# Equations defining a Jordan algebra

We consider Jordan algebras \(\mathcal{A}\) with unit \(U\) spanned by \(U,X,Y\). The bilinear form \(\bullet\) on \(\mathcal{A}\) is completely determined by \(X\bullet X\), \(X\bullet Y\) and \(Y\bullet Y\).

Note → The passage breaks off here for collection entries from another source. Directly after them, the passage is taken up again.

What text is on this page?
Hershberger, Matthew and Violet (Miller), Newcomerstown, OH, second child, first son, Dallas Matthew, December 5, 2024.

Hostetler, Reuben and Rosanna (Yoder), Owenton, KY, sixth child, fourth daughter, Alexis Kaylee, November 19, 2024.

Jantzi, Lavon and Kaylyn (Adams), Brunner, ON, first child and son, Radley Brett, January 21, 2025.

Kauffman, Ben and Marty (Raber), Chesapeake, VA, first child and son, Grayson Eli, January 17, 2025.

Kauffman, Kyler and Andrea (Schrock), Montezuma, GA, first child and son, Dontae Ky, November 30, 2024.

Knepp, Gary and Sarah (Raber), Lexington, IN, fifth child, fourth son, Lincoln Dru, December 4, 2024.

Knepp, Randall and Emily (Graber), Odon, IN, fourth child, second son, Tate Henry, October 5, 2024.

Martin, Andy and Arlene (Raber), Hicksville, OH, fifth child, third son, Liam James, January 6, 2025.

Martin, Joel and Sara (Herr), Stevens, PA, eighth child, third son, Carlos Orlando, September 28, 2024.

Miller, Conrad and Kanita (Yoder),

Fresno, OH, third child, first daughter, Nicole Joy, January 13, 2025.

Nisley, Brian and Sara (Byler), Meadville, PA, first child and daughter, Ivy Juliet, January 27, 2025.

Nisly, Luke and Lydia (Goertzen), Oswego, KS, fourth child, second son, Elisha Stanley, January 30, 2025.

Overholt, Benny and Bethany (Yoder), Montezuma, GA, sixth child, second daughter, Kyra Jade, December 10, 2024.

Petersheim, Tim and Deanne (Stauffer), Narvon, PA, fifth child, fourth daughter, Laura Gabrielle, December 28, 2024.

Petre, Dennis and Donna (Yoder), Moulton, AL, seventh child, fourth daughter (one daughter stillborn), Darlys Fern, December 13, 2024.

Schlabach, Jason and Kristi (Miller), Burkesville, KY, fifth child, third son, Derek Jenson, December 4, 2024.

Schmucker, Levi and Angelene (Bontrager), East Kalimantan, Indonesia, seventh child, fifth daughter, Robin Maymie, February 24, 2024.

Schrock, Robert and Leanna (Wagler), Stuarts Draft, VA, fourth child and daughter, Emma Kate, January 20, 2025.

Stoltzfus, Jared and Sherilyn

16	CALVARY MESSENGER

These must all be linear combinations of \(U,X,Y\).

```
[1]:
```

```
# We add some structure constants.
R.<lamb,mu> = PolynomialRing(QQ,2)
# We add constants to check the Jordan axiom.
S.<c1,c2,c3,d1,d2,d3> = PolynomialRing(R,6)
# We add the basis elements
T.<X,Y> = PolynomialRing(S,2)
U = 1
```

We here consider Jordan algebras where \(X\bullet X=X+\lambda Y\), \(X\bullet Y=\mu Y\) and \(Y\bullet Y=0\) for some \(\lambda,\mu\in\mathbb{C}\).

```
[2]:
```

```
# We input the equalities determining * of some specific form.
XX = X+lamb*Y
XY = mu*Y
YY = 0
# We define the bilinear form * based on these equalities.
def mult(a,b):
# input: elements a,b of A, i.e. linear combinations of U,X,Y.
# output: the product a*b
f = a*b
return XX*f.coefficient([2,0])+XY*f.coefficient([1,1])+YY*f.coefficient([0,2])+ X*f.coefficient([1,0])+Y*f.coefficient([0,1])+U*f.coefficient([0,0])
```

We now check the Jordan axiom.

```
[3]:
```

```
# Next, we define general elements of A.
z = c1*U+c2*X+c3*Y
w = d1*U+d2*X+d3*Y
# We calculate (z*z)*(z*w)-z*((z*z)*w)
res = mult(mult(z,z),mult(z,w))-mult(z,mult(mult(z,z),w))
# res is a linear combination of U,X,Y.
# We consider the coefficients.
coeffs = res.coefficients()
# Each coefficient must be 0 for all c1,c2,c3,d1,d2,d3.
# The coefficients are polynomials in c1,c2,c3,d1,d2,d3.
# So all their coefficients must be 0. We factor these coefficients.
[cond.factor() for coeff in coeffs for cond in coeff.coefficients()]
```

```
[3]:
```

```
[(-1) * mu * (mu - 1) * lamb, (-1) * mu * (mu - 1) * (2*mu - 1)]
```

We find that \(\mu(\mu-1)\lambda = \mu(\mu-1)(\mu-1/2) = 0\). So \(\mu = 0\), \(\mu = 1\) or \((\lambda,\mu)=(0,1/2)\).